Коротыжин прищурился и за шторкой ресниц обнаружил пену, сообщество пустот, прозу, составленную из сюжетов и восклицательных знаков.

– Не скачи, как тушкан, – сказал парень, – досказывай.

Ветхий кожаный том вновь оказался в руках Коротыжина и с тихим хрустом разломился.

– Но самое ценное в этом труде не руководства по практике медвежьей охоты, не способы добычи чудодейственного медвежьего молока, не рассказы о сожительстве вдовиц с мохначами и об оборотнях, у таких вдовиц рождающихся, а ряд советов, полезных и ныне, о том, как вести себя при встрече с лесным хозяином. – Коротыжин утвердил палец на нужном месте. – Совет первый: «Притворись мёртвым, дабы князь лесной, стервой брезгующий, погнушался тобою, лапою пнув. Оное притворство требует выдержки немалой, но живот твой выручит и от увечий тяжких избавит; гляди только – пластайся, пока сам в чаще не пропал, потому, коли узрит обман, никаким мытом уже не откупитися и новым обманом живота не отстояти». Совет второй: «Ащё повстречав зверя сего в лесу берёзовом или разнодеревном, оборотись окрест и пригляди берёзу к взлазу годную, на оную берёзу взлазь и терпи, покуда медведь восвоясь не отойдёт. Берёзна кора гладкая, в баловном малолетстве медвежатки на те берёзы лазают и с них крепко падают – науку оную до старости поминают и тебя с берёзы имати не станут и в соблазн не войдут». – В глазах Коротыжина блеснули светлые лучики. – А это точно про нас… «Ащё при встрече с сим зверем, коли будет близ скала или валун великой, то вокруг оной скалы или валуна от зверя кружити следует и в хвост ему выйти. Князь лесной след берёт по чутью, на нос, и в недоумии зверином не ведает, как кругом идёт, и разумети не может, каково бы оборотитися или встать обождати. Зверь сей силою в лапах и когтях зело богат, да дыхом слаб и сердцем недюжен, посему, в хвосте у медведя идучи, как услышишь одых хрипом, ступай смело, каким путём лучится, потому зверь сердцем сник и погоню сей миг бросит». А дальше… – Книга в руках Коротыжина захлопнулась. – Дальше пламенник делится кое-какими секретами ворожбы и говорит, что при встрече с косолапым кстати может оказаться клубок просмоленной верёвки, заговорённый печёрским ведьмаком оберег, сухая известь, вываренный крестец летучей мыши, серебряная откупная гривна, печень стерлядки, нетоптаная чёрная курица и… кажется, всё. Но с таким багажом встретить мишку – случай редкий. Так-то вот. В тот раз выходил пламенник из Руси под личиной княжеского посла со свитой из переодетых скоморохов. Путь держал через улус Джучиев и державу Тимуридов – хотел осмотреть судьбу всяких пределов…

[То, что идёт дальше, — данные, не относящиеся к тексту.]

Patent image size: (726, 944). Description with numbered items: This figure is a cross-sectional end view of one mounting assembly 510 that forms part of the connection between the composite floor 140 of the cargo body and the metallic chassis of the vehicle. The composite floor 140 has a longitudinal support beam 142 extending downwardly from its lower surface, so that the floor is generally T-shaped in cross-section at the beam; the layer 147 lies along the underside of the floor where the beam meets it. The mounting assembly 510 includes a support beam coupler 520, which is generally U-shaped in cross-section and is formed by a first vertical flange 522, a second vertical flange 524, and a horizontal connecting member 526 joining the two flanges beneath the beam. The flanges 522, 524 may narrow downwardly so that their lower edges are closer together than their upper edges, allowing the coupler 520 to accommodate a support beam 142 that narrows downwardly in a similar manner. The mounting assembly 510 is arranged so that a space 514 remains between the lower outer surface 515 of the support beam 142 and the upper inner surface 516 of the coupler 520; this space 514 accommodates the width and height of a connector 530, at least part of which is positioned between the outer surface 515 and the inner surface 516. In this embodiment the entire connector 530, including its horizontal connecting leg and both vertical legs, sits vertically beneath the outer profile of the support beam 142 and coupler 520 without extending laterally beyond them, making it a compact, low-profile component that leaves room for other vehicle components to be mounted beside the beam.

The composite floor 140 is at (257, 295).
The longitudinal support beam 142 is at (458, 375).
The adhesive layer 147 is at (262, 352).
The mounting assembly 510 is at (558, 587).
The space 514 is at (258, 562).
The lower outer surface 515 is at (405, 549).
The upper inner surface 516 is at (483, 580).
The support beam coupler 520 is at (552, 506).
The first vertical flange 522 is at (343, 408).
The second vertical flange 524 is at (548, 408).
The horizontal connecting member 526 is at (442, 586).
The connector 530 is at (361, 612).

– Слушай, Слива, – сказал вдруг парень, – а кто в штабе у этих призванных портреты сторожит? Тот, стало быть, и атаман, раз жизням их хозяин?

Коротыжин на миг задумался.

– Нет, – сказал он, – не атаман. Ему, конечно, от пламенников уважение, но в дела всякого призванного сторож не допущен. Да и портреты заговорённые – если пламенник тайны хранит, а портрет кто-то ножиком тычет, тот сам и окочурится. Сторожу это известно.

Дождь за окном ослаб. Осовелая витрина смотрела на стучащий мимо трамвай.

– Что же, и судьбы читать твой пламенник научился?

– А как же, – сказал Коротыжин. – Дело-то пустяковое – они ведь уже кончились.

– Сам, что ли, пробовал? – Трудная улыбка вновь осела на круглом лице парня. – А скажи-ка мне, Слива…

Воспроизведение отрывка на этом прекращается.